Gravitational wave mergers of accreting binary black holes in AGN discs

TL;DR

This paper develops an analytic model for binary black hole evolution in AGN discs, showing how disc thickness influences orbital contraction or expansion, and estimating merger timescales and rates relevant for gravitational wave observations.

Contribution

It introduces a simple analytic model for accreting BBHs in AGN discs, revealing the impact of disc aspect ratio on orbital evolution and merger rates, a novel insight into this formation channel.

Findings

Accreting binaries expand in thick discs and contract in thin discs.

Faster mergers occur in accreting binaries compared to non-accreting ones.

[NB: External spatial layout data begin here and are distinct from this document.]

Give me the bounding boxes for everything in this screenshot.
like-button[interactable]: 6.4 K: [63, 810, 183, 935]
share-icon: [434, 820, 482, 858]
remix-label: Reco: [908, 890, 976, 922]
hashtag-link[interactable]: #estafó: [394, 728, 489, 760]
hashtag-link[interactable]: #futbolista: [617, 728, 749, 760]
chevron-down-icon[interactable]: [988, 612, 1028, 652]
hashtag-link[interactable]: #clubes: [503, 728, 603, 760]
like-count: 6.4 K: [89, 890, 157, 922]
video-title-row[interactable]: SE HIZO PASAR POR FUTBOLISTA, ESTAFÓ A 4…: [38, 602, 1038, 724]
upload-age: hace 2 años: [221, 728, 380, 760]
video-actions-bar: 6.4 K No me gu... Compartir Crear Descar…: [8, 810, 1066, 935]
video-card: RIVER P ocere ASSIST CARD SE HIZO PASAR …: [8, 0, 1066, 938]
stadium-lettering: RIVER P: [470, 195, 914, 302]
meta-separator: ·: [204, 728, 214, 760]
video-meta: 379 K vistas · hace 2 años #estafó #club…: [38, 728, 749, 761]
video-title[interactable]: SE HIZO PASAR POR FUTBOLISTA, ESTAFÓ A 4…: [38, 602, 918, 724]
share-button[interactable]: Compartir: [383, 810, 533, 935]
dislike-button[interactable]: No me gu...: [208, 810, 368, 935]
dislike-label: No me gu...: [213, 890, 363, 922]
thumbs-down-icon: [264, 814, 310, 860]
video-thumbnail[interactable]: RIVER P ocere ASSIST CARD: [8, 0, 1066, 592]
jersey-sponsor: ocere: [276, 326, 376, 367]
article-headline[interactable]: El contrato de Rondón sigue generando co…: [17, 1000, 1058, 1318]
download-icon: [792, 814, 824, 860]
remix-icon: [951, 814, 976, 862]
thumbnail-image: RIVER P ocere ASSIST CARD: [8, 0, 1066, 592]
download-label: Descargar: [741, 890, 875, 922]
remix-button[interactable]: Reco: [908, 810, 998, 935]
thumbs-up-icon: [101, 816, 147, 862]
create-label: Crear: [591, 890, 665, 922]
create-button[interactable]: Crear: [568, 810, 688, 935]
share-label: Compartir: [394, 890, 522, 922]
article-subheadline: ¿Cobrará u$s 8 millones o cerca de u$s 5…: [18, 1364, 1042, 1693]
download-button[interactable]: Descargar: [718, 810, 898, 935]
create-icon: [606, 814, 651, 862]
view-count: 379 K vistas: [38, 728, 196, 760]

Estimated merger timescales range from 10^5 to 10^7 years, with rates up to 5 Gpc^-3 yr^-1.

Abstract

Binary black hole (BBH) evolution in the discs of active galactic nuclei (AGN) is a promising channel for gravitational wave (GW)-driven mergers. It is however unclear whether binaries interacting with the surrounding disc undergo orbital contraction or expansion. We develop a simple analytic model of accreting BBHs in AGN discs to follow the orbital evolution from the disc-dominated regime at large separations into the GW-driven regime at small separations (the coupled `disc+GW'-driven evolution). We obtain that accreting binaries expand in thick discs with aspect ratio greater than a critical value ($> h_\mathrm{crit}$); whereas accreting binaries contract and eventually merge in thin discs ($< h_\mathrm{crit}$). Interestingly, accreting BBHs can experience faster mergers compared to non-accreting counterparts, with a non-monotonic dependence on the disc aspect ratio. The orbital contraction is usually coupled with eccentricity growth in the disc-dominated regime, which lead to accelerated inspirals in the GW-driven regime. We quantify the resulting BBH merger timescales in AGN discs ($\tau_\mathrm{merger} \sim 10^5 - 10^7$ yr) and estimate the associated GW merger rates ($\mathcal{R} \sim (0.2 - 5) \, \text{Gpc}^{-3} \text{yr}^{-1}$). Overall, accreting binaries may efficiently contract and merge in thin discs, hence this particular BBH-in-AGN channel may provide a non-negligible contribution to the observed GW merger event rate.